George Papandreou, former Socialist prime minister who was ousted from power over the unpopularity of his administration’s acceptance of harsh bailout terms from the European Union, told BBC that a break-up of the currency bloc would be a major catastrophe.”
Papandreou’s fears may come to be realized given that the only two pro-bailout parties – the conservative New Democracy and his own Pasok Socialists – are not expected to amass a majority of support in the next parliament.
The vehemently anti-bailout far-left Syriza, which is running neck-and-neck with ND, came under withering criticism from Papandreou.
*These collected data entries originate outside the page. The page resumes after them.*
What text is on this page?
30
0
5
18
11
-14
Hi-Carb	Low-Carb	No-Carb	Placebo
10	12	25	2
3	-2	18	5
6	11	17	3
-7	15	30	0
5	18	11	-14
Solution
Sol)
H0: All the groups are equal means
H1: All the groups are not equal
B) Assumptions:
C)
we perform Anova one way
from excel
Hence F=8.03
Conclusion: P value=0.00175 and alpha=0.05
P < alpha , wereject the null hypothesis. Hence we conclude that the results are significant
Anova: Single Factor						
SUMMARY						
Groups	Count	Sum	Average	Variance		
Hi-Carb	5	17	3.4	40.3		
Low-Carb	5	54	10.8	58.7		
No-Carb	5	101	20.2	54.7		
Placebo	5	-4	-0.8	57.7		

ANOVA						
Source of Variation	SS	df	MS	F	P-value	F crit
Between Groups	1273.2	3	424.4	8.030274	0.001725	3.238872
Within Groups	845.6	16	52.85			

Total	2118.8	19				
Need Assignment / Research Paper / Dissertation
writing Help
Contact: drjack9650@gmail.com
He warned that Syriza could not have their cake and eat it,” suggesting that rejecting the bailout and fostering economic growth are impossible to engineer concurrently.
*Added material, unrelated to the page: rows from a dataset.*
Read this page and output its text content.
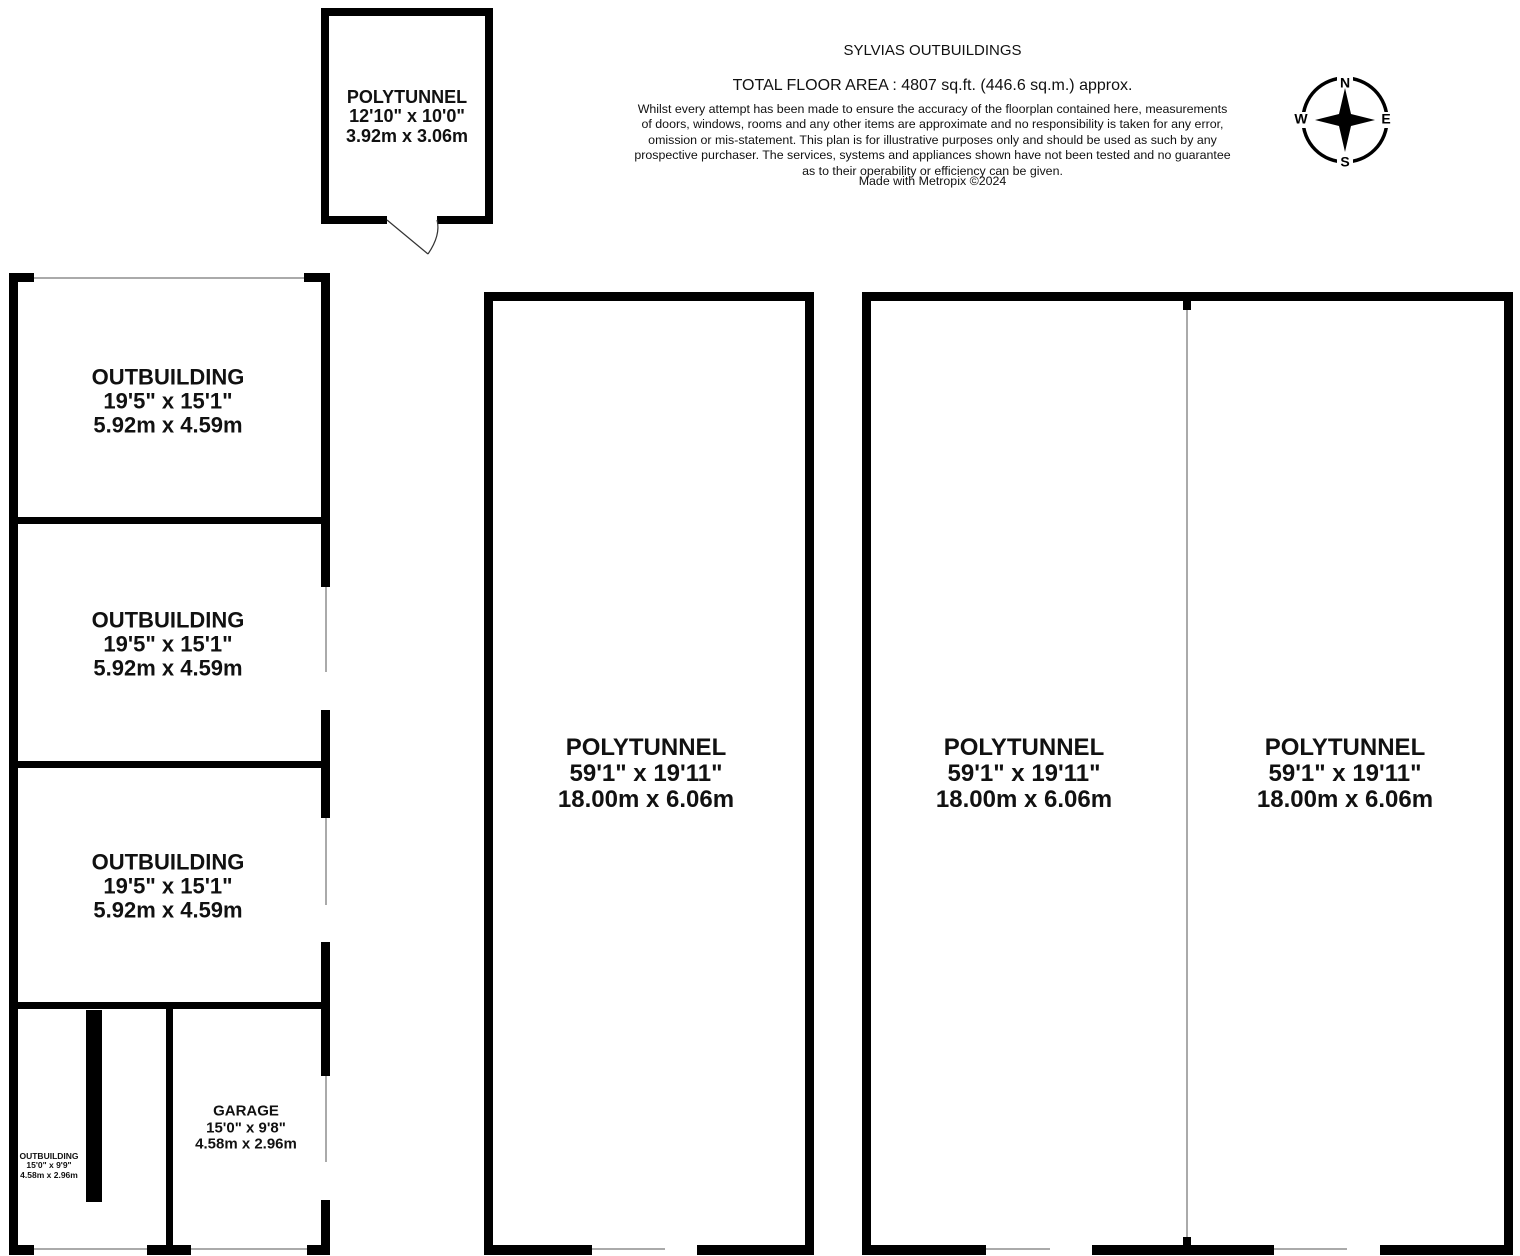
N
S
W	E
SYLVIAS OUTBUILDINGS
TOTAL FLOOR AREA : 4807 sq.ft. (446.6 sq.m.) approx.
Whilst every attempt has been made to ensure the accuracy of the floorplan contained here, measurements
of doors, windows, rooms and any other items are approximate and no responsibility is taken for any error,
omission or mis-statement. This plan is for illustrative purposes only and should be used as such by any
prospective purchaser. The services, systems and appliances shown have not been tested and no guarantee
as to their operability or efficiency can be given.
Made with Metropix ©2024
POLYTUNNEL
12'10" x 10'0"
3.92m x 3.06m
OUTBUILDING
19'5" x 15'1"
5.92m x 4.59m
OUTBUILDING
19'5" x 15'1"
5.92m x 4.59m
OUTBUILDING
19'5" x 15'1"
5.92m x 4.59m
OUTBUILDING
15'0" x 9'9"
4.58m x 2.96m
GARAGE
15'0" x 9'8"
4.58m x 2.96m
POLYTUNNEL
59'1" x 19'11"
18.00m x 6.06m
POLYTUNNEL
59'1" x 19'11"
18.00m x 6.06m
POLYTUNNEL
59'1" x 19'11"
18.00m x 6.06m
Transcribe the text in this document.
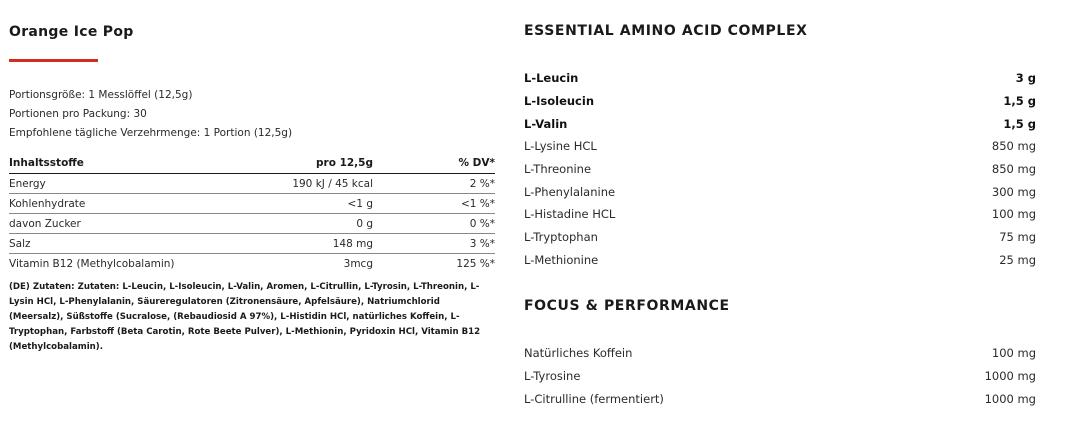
Orange Ice Pop
Portionsgröße: 1 Messlöffel (12,5g)
Portionen pro Packung: 30
Empfohlene tägliche Verzehrmenge: 1 Portion (12,5g)
Inhaltsstoffe	pro 12,5g	% DV*
Energy	190 kJ / 45 kcal	2 %*
Kohlenhydrate	<1 g	<1 %*
davon Zucker	0 g	0 %*
Salz	148 mg	3 %*
Vitamin B12 (Methylcobalamin)	3mcg	125 %*
(DE) Zutaten: Zutaten: L-Leucin, L-Isoleucin, L-Valin, Aromen, L-Citrullin, L-Tyrosin, L-Threonin, L-Lysin HCl, L-Phenylalanin, Säureregulatoren (Zitronensäure, Apfelsäure), Natriumchlorid (Meersalz), Süßstoffe (Sucralose, (Rebaudiosid A 97%), L-Histidin HCl, natürliches Koffein, L-Tryptophan, Farbstoff (Beta Carotin, Rote Beete Pulver), L-Methionin, Pyridoxin HCl, Vitamin B12 (Methylcobalamin).
ESSENTIAL AMINO ACID COMPLEX
L-Leucin	3 g
L-Isoleucin	1,5 g
L-Valin	1,5 g
L-Lysine HCL	850 mg
L-Threonine	850 mg
L-Phenylalanine	300 mg
L-Histadine HCL	100 mg
L-Tryptophan	75 mg
L-Methionine	25 mg
FOCUS & PERFORMANCE
Natürliches Koffein	100 mg
L-Tyrosine	1000 mg
L-Citrulline (fermentiert)	1000 mg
In contrast, Papandreou believes that given enough time, the Greeks would be able to adhere to bailout terms.
The euro is keeping us stable,” he said. “Leaving would mean a bank run, higher inflation, deep wage cuts and a fall in GDP of more than 20 percent -- it would be a major catastrophe.”
The former prime minister further asserted that Greece itself is not really the problem – rather, Athens’ issues are manifestations of deeper structural woes within the euro zone itself, citing that the continent has no unified banking system, no common fiscal policy, and different labor laws and pension systems.
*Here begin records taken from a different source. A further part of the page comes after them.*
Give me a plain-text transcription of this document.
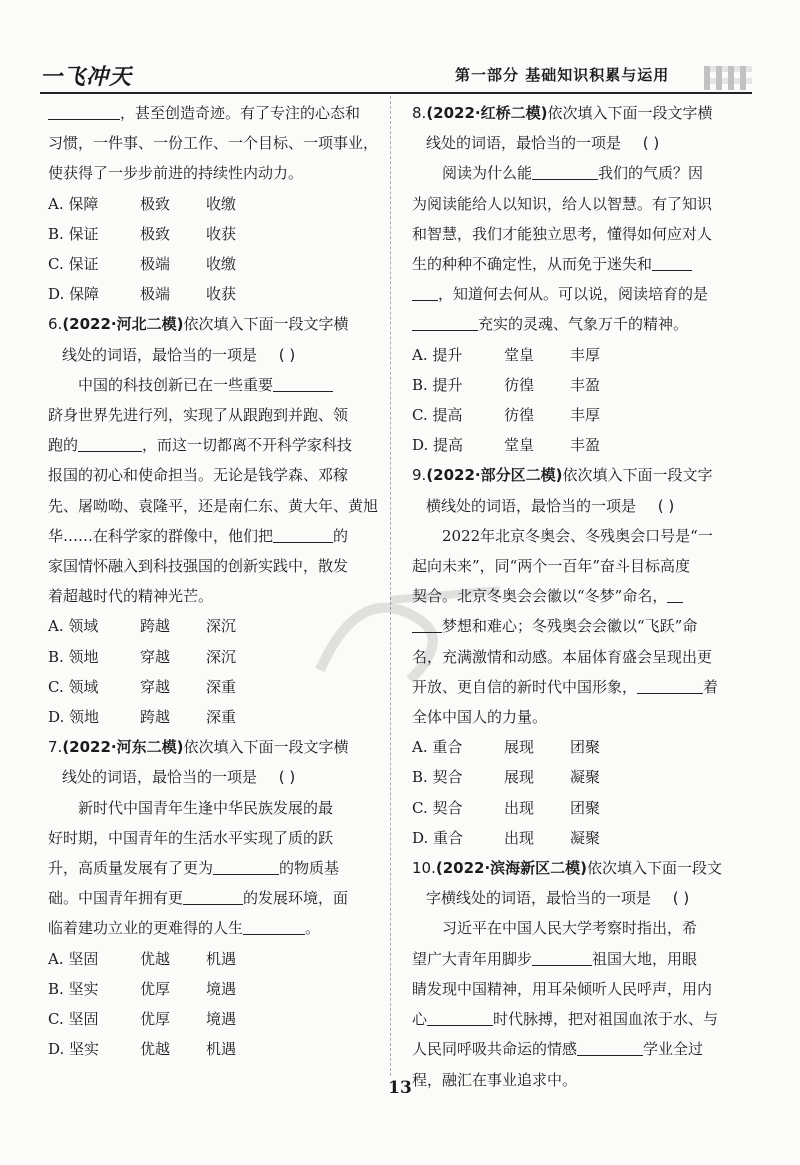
一飞冲天	第一部分 基础知识积累与运用
，甚至创造奇迹。有了专注的心态和
习惯，一件事、一份工作、一个目标、一项事业，
使获得了一步步前进的持续性内动力。
A. 保障	极致	收缴
B. 保证	极致	收获
C. 保证	极端	收缴
D. 保障	极端	收获
6.(2022·河北二模)依次填入下面一段文字横
线处的词语，最恰当的一项是 ( )
中国的科技创新已在一些重要
跻身世界先进行列，实现了从跟跑到并跑、领
跑的	，而这一切都离不开科学家科技
报国的初心和使命担当。无论是钱学森、邓稼
先、屠呦呦、袁隆平，还是南仁东、黄大年、黄旭
华……在科学家的群像中，他们把	的
家国情怀融入到科技强国的创新实践中，散发
着超越时代的精神光芒。
A. 领域	跨越	深沉
B. 领地	穿越	深沉
C. 领域	穿越	深重
D. 领地	跨越	深重
7.(2022·河东二模)依次填入下面一段文字横
线处的词语，最恰当的一项是 ( )
新时代中国青年生逢中华民族发展的最
好时期，中国青年的生活水平实现了质的跃
升，高质量发展有了更为	的物质基
础。中国青年拥有更	的发展环境，面
临着建功立业的更难得的人生	。
A. 坚固	优越	机遇
B. 坚实	优厚	境遇
C. 坚固	优厚	境遇
D. 坚实	优越	机遇
8.(2022·红桥二模)依次填入下面一段文字横
线处的词语，最恰当的一项是 ( )
阅读为什么能	我们的气质？因
为阅读能给人以知识，给人以智慧。有了知识
和智慧，我们才能独立思考，懂得如何应对人
生的种种不确定性，从而免于迷失和
，知道何去何从。可以说，阅读培育的是
充实的灵魂、气象万千的精神。
A. 提升	堂皇	丰厚
B. 提升	彷徨	丰盈
C. 提高	彷徨	丰厚
D. 提高	堂皇	丰盈
9.(2022·部分区二模)依次填入下面一段文字
横线处的词语，最恰当的一项是 ( )
2022年北京冬奥会、冬残奥会口号是“一
起向未来”，同“两个一百年”奋斗目标高度
契合。北京冬奥会会徽以“冬梦”命名，
梦想和难心；冬残奥会会徽以“飞跃”命
名，充满激情和动感。本届体育盛会呈现出更
开放、更自信的新时代中国形象，	着
全体中国人的力量。
A. 重合	展现	团聚
B. 契合	展现	凝聚
C. 契合	出现	团聚
D. 重合	出现	凝聚
10.(2022·滨海新区二模)依次填入下面一段文
字横线处的词语，最恰当的一项是 ( )
习近平在中国人民大学考察时指出，希
望广大青年用脚步	祖国大地，用眼
睛发现中国精神，用耳朵倾听人民呼声，用内
心	时代脉搏，把对祖国血浓于水、与
人民同呼吸共命运的情感	学业全过
程，融汇在事业追求中。
13
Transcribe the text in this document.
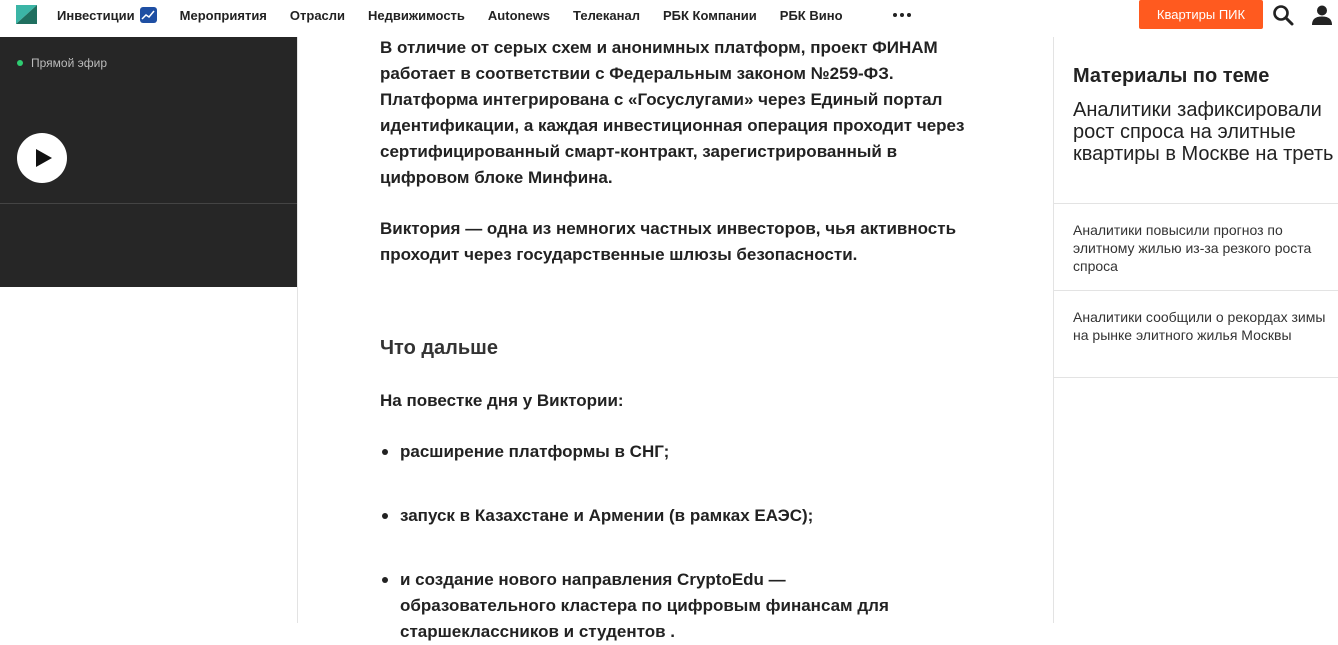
Инвестиции	Мероприятия Отрасли Недвижимость Autonews Телеканал РБК Компании РБК Вино	Квартиры ПИК
Прямой эфир

В отличие от серых схем и анонимных платформ, проект ФИНАМ работает в соответствии с Федеральным законом №259-ФЗ. Платформа интегрирована с «Госуслугами» через Единый портал идентификации, а каждая инвестиционная операция проходит через сертифицированный смарт-контракт, зарегистрированный в цифровом блоке Минфина.

Виктория — одна из немногих частных инвесторов, чья активность проходит через государственные шлюзы безопасности.

Что дальше

На повестке дня у Виктории:

расширение платформы в СНГ;
запуск в Казахстане и Армении (в рамках ЕАЭС);
и создание нового направления CryptoEdu — образовательного кластера по цифровым финансам для старшеклассников и студентов .
Материалы по теме
Аналитики зафиксировали рост спроса на элитные квартиры в Москве на треть
Аналитики повысили прогноз по элитному жилью из-за резкого роста спроса
Аналитики сообщили о рекордах зимы на рынке элитного жилья Москвы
“The market is telling Europe, not Greece: We are not confident today in the European structures as they are in the euro zone,” Papandreou said.
“We are in a make-or-break point in Europe. Greece has its problems, and we take on our responsibility for our problems and our own mistakes, for our past, for our bad governance and that is what we are trying to change. However, the structures in Europe need to be modernized.”
Other prominent voices are also warning Greece not to turn its back on austerity.
Robert Zoellick, the outgoing president of the World Bank, declared that Europe is facing a moment as cataclysmic as the 2008 collapse of U.S. investment bank Lehman Brothers, which led to a global financial crisis.
He told the UK newspaper, the Observer: Europe may be able to muddle through, but the risk is rising. This could be a Lehman's moment if things are not properly handled.